Hungry residents of Shady Cove and Prospect will get some extra protein with fins attached next week thanks to the bounty of the upper Rogue River.

About 200 excess Rogue River summer steelhead collected this winter at Cole Rivers Hatchery will be killed and donated today to community groups that operate food pantries in the two upper Rogue communities.

The fish are considered in excess of the captured steelhead that will be needed to spawn the next generation of hatchery summer steelhead starting next week.

"It's nothing huge, but it's something," said David Pease, the hatchery's assistant manager. "It's certainly better than putting them in a landfill."

The fish, ranging from 1 pound to more than 5 pounds, will be pulled from holding ponds, killed and loaded in trucks by community-center volunteers, Pease said.

The Catfish Cove Club and Upper Rogue Community Center will process the fish and add them to food boxes offered to needy residents next week, said Ginny Rigel, who helps run the food pantry at the Shady Cove center.

The fish will be a welcome addition at the pantries, which expect extra visitors next week because it's the last week of a five-week month, leaving many needy residents without welfare checks or Oregon Trail food credits, Rigel said.
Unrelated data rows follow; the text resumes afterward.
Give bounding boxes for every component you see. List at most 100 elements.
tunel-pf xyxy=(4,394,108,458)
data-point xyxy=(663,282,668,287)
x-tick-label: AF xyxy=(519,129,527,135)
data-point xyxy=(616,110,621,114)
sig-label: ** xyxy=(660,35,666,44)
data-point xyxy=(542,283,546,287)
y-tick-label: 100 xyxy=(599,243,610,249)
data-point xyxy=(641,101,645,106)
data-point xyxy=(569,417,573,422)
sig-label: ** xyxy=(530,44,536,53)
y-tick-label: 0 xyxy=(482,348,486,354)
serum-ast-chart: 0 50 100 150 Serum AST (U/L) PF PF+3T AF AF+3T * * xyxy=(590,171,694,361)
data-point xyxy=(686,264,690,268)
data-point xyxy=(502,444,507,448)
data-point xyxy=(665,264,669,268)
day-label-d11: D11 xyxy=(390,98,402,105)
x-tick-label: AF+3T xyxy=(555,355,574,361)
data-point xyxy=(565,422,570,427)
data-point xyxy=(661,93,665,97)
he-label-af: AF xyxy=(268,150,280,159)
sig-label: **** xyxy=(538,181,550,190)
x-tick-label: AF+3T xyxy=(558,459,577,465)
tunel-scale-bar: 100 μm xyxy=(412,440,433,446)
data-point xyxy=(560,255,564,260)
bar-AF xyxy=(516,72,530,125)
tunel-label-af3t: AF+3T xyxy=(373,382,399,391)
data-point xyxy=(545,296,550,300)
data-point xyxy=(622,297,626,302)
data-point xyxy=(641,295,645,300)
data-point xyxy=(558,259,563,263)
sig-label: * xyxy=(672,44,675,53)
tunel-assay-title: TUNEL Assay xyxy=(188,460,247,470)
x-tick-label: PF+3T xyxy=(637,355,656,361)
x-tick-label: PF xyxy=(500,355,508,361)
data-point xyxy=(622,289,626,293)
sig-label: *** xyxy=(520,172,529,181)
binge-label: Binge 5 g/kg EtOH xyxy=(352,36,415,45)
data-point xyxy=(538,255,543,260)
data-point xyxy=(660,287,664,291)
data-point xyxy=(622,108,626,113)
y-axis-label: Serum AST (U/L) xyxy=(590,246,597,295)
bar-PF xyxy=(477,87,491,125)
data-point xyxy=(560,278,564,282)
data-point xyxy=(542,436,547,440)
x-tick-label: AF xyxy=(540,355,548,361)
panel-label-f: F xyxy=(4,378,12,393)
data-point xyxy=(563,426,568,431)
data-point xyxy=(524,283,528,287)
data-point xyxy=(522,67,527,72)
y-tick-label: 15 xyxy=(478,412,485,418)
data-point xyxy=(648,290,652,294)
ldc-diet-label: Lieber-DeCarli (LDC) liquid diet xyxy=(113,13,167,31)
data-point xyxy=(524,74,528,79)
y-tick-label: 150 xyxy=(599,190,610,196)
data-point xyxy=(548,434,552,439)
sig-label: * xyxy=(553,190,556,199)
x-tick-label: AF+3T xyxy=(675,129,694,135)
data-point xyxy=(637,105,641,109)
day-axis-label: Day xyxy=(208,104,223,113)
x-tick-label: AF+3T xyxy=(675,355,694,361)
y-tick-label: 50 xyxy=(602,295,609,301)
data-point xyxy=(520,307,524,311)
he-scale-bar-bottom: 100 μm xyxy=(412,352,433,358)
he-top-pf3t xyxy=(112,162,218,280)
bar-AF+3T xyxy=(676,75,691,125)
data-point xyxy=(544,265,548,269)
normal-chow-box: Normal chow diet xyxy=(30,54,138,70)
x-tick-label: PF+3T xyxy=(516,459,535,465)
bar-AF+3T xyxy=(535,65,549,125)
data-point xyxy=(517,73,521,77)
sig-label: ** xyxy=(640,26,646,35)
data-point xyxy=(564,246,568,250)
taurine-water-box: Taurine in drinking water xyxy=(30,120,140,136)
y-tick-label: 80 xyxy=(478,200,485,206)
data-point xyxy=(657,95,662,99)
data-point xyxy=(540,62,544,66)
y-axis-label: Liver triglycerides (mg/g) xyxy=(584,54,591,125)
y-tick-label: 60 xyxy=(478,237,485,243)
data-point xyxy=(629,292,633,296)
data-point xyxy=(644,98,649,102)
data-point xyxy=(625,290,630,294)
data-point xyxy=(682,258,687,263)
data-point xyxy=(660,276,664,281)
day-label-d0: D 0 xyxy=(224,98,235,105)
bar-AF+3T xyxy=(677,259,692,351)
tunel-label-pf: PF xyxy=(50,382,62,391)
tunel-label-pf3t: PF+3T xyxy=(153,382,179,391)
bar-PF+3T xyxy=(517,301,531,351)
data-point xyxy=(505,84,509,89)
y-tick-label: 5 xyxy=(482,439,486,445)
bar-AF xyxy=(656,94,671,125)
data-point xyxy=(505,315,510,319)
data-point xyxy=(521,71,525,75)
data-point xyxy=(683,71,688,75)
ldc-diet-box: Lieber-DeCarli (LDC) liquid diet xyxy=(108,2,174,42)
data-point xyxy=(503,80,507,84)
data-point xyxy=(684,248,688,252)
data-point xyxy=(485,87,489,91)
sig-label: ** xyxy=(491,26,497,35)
"It comes at a good time for us," said Rigel, whose Shady Cove pantry is open on Thursdays. "Besides, we don't get a lot of meat like this. Whether you like fish or not, it's meat. It's protein."

The donation marks the latest shift in how hatchery workers mete out excess fish since a disease outbreak at the hatchery in 2005.

In the past, excess summer steelhead were released in Emigrant and Applegate lakes for anglers to catch. All that changed after the naturally occurring IHN disease was discovered at Cole Rivers, likely brought in by infected adult salmon and steelhead. To avoid spreading IHN to fish in those IHN-free lakes, the stocking program was abandoned.

Unlike salmon, which are classified as a food fish and can be sold, steelhead are classified in Oregon as a sport fish and cannot be sold. They can be given away or killed and buried at a landfill.